It must be noted that saved inline images (from non-photo posts) keep their name. This means that only the first image with any given name will be saved; the others with the same name will point to the first one.
The download of images can be disabled with option -k. In this case, the
image URLs will point to the original location.
EXIF Metadata
With option -e, IPTC keyword tags can be added to image files. There are
three possibilities:
-e kw1,kw2adds the post's tags pluskw1andkw2as keywords-e ''adds just the post's tags-e -removes all keywords from the image
Incremental Backups
In incremental backup mode, tumblr-backup saves only posts that have higher ids than the highest id saved locally. Note that posts that are edited after being backed up are not backed up again with this option.
In JSON backup mode, the original JSON source returned by the Tumblr API is
saved under the json/ folder in addition to the HTML format.
Automatic Archive Mode
Automatic archive mode -a is designed to be used from an hourly cron script.
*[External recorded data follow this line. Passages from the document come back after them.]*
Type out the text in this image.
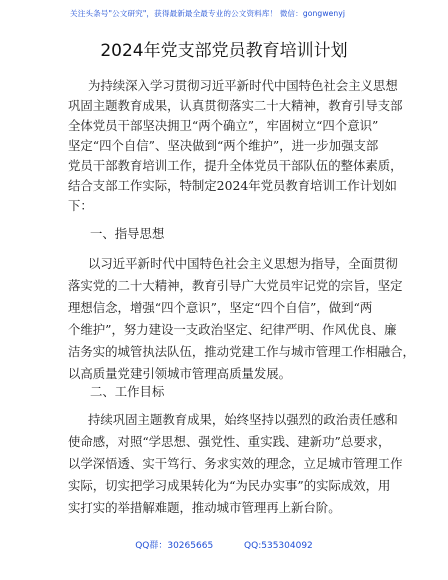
关注头条号"公文研究"，获得最新最全最专业的公文资料库！ 微信：gongwenyj
2024年党支部党员教育培训计划
为持续深入学习贯彻习近平新时代中国特色社会主义思想
巩固主题教育成果，认真贯彻落实二十大精神，教育引导支部
全体党员干部坚决拥卫“两个确立”，牢固树立“四个意识”
坚定“四个自信”、坚决做到“两个维护”，进一步加强支部
党员干部教育培训工作，提升全体党员干部队伍的整体素质，
结合支部工作实际，特制定2024年党员教育培训工作计划如
下：
一、指导思想
以习近平新时代中国特色社会主义思想为指导，全面贯彻
落实党的二十大精神，教育引导广大党员牢记党的宗旨，坚定
理想信念，增强“四个意识”，坚定“四个自信”，做到“两
个维护”，努力建设一支政治坚定、纪律严明、作风优良、廉
洁务实的城管执法队伍，推动党建工作与城市管理工作相融合，
以高质量党建引领城市管理高质量发展。
二、工作目标
持续巩固主题教育成果，始终坚持以强烈的政治责任感和
使命感，对照“学思想、强党性、重实践、建新功”总要求，
以学深悟透、实干笃行、务求实效的理念，立足城市管理工作
实际，切实把学习成果转化为“为民办实事”的实际成效，用
实打实的举措解难题，推动城市管理再上新台阶。
QQ群：30265665	QQ:535304092
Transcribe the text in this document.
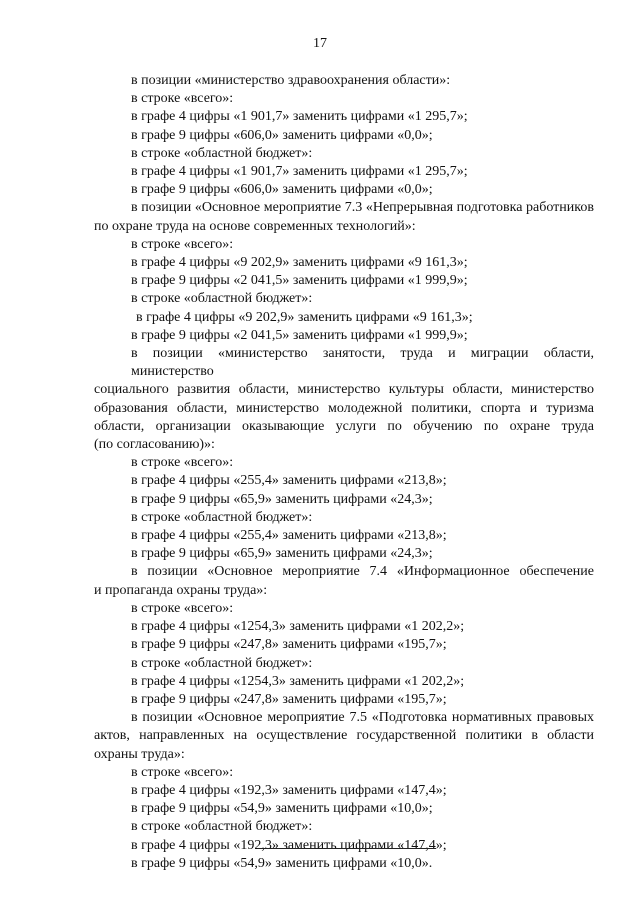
17
в позиции «министерство здравоохранения области»:
в строке «всего»:
в графе 4 цифры «1 901,7» заменить цифрами «1 295,7»;
в графе 9 цифры «606,0» заменить цифрами «0,0»;
в строке «областной бюджет»:
в графе 4 цифры «1 901,7» заменить цифрами «1 295,7»;
в графе 9 цифры «606,0» заменить цифрами «0,0»;
в позиции «Основное мероприятие 7.3 «Непрерывная подготовка работников
по охране труда на основе современных технологий»:
в строке «всего»:
в графе 4 цифры «9 202,9» заменить цифрами «9 161,3»;
в графе 9 цифры «2 041,5» заменить цифрами «1 999,9»;
в строке «областной бюджет»:
в графе 4 цифры «9 202,9» заменить цифрами «9 161,3»;
в графе 9 цифры «2 041,5» заменить цифрами «1 999,9»;
в позиции «министерство занятости, труда и миграции области, министерство
социального развития области, министерство культуры области, министерство
образования области, министерство молодежной политики, спорта и туризма
области, организации оказывающие услуги по обучению по охране труда
(по согласованию)»:
в строке «всего»:
в графе 4 цифры «255,4» заменить цифрами «213,8»;
в графе 9 цифры «65,9» заменить цифрами «24,3»;
в строке «областной бюджет»:
в графе 4 цифры «255,4» заменить цифрами «213,8»;
в графе 9 цифры «65,9» заменить цифрами «24,3»;
в позиции «Основное мероприятие 7.4 «Информационное обеспечение
и пропаганда охраны труда»:
в строке «всего»:
в графе 4 цифры «1254,3» заменить цифрами «1 202,2»;
в графе 9 цифры «247,8» заменить цифрами «195,7»;
в строке «областной бюджет»:
в графе 4 цифры «1254,3» заменить цифрами «1 202,2»;
в графе 9 цифры «247,8» заменить цифрами «195,7»;
в позиции «Основное мероприятие 7.5 «Подготовка нормативных правовых
актов, направленных на осуществление государственной политики в области
охраны труда»:
в строке «всего»:
в графе 4 цифры «192,3» заменить цифрами «147,4»;
в графе 9 цифры «54,9» заменить цифрами «10,0»;
в строке «областной бюджет»:
в графе 4 цифры «192,3» заменить цифрами «147,4»;
в графе 9 цифры «54,9» заменить цифрами «10,0».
It normally makes an incremental backup except if the current hour is the one
given as argument. In this case, tumblr-backup will make a full backup. An
example invocation is tumblr-backup -qa4 to do a full backup at 4 in the
morning. This option obviates the need for shell script logic to determine what
options to pass. If you don't want cron to send a mail if no new posts have been
backed up, use this crontab entry:
0 * * * * tumblr-backup -qa4 <blog-name> || test $? -eq 1
This changes the exit code 1 to 0.
Blosxom Format
In Blosxom format mode, the posts generated are saved in a format suitable for
re-publishing in Blosxom with the Meta
plugin. Images are not
downloaded; instead, the image links point back to the original image on
Tumblr. The posts are saved in the current folder with a .txt extension. The
index is not updated.
Limiting Backed Up Posts
In order to limit the set of backed up posts, use the -n and -s options. The
most recent post is always number 0, so the option -n 200 would select the 200
most recent posts. Calling tumblr-backup -n 100 -s 200 would skip the 200 most
recent posts and backup the next 100. -n 1 is the fastest way to rebuild the
index pages.
The option -T limits the backup to posts of the given type. -t saves only
posts with the given tags. -Q combines both: it accepts comma-separated
requests of the form TYPE:TAG1:TAG2:…, where the tags for each post type can
be different. Omitting the TAGs is allowed; this saves posts of this type with
any or no tags. Example: -Q any:personal,quote,photo:me:self saves all posts
tagged 'personal', all quotes, and photos tagged 'me' or 'self' or 'personal'
(because of the any request).
The option --no-reblog suppresses the backup of reposts of other blogs'
posts.
If you combine -n, -s, -i, -p, -t, -T, -Q and --no-reblog, only
posts matching all criteria will be backed up.